O que é sionismo?

Integrante do Vozes Judaicas, Iara Haasz explica os objetivos e atuação do sionismo hoje

O sionismo é um movimento político que emergiu no final do século 19 com o objetivo de estabelecer um Estado Nacional para os judeus na Palestina. “É uma ideologia nacionalista judaica que surge como uma resposta por parte da comunidade judaica ao antissemitismo europeu”, explica a integrante do coletivo Vozes Judaicas, Iara Haasz.

O movimento sionista ganhou materialidade após a Segunda Guerra Mundial e o Holocausto, quando, em 1947, a Assembleia Geral das Nações Unidas aprovou um plano para dividir a Palestina em estados árabe e judeu, culminando na criação do Estado de Israel no ano seguinte.

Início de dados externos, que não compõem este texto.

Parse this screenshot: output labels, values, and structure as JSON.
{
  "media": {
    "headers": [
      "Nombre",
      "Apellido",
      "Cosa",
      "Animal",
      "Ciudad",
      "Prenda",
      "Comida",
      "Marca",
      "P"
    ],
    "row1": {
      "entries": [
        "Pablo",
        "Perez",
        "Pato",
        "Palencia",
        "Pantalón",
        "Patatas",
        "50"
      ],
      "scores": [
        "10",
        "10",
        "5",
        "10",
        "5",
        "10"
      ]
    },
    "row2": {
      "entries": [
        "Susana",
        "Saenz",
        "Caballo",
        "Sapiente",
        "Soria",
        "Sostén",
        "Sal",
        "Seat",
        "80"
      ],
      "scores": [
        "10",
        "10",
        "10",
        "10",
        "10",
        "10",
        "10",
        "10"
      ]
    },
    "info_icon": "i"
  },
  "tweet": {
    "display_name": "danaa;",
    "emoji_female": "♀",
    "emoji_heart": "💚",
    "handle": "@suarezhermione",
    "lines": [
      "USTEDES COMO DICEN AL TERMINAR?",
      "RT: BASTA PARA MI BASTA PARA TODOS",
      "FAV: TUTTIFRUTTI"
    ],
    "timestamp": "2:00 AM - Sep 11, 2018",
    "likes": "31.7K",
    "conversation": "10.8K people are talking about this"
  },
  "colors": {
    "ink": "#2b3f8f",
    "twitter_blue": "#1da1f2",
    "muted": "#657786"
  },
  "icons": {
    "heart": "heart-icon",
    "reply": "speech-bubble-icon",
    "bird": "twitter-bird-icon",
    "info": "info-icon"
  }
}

Em entrevista, Haasz explica quais os objetivos do movimento sionista hoje e suas formas de atuação.“Ele visa criar e sustentar um estado judaico, para isso, precisa ter controle populacional para a manutenção da maioria judaica. Este se dá por meio de sua estrutura colonial de povoamento (na Palestina) e de um sistema de apartheid (segregação de palestinos)”, destaca.


Igualize: O que é o sionismo?

Iara Haasz: É uma ideologia nacionalista judaica que surge no final do século 19 como uma resposta por parte da comunidade judaica ao antissemitismo europeu. Também existe o sionismo cristão, que apoia a ida de judeus para o Estado de Israel como parte de uma profecia bíblica.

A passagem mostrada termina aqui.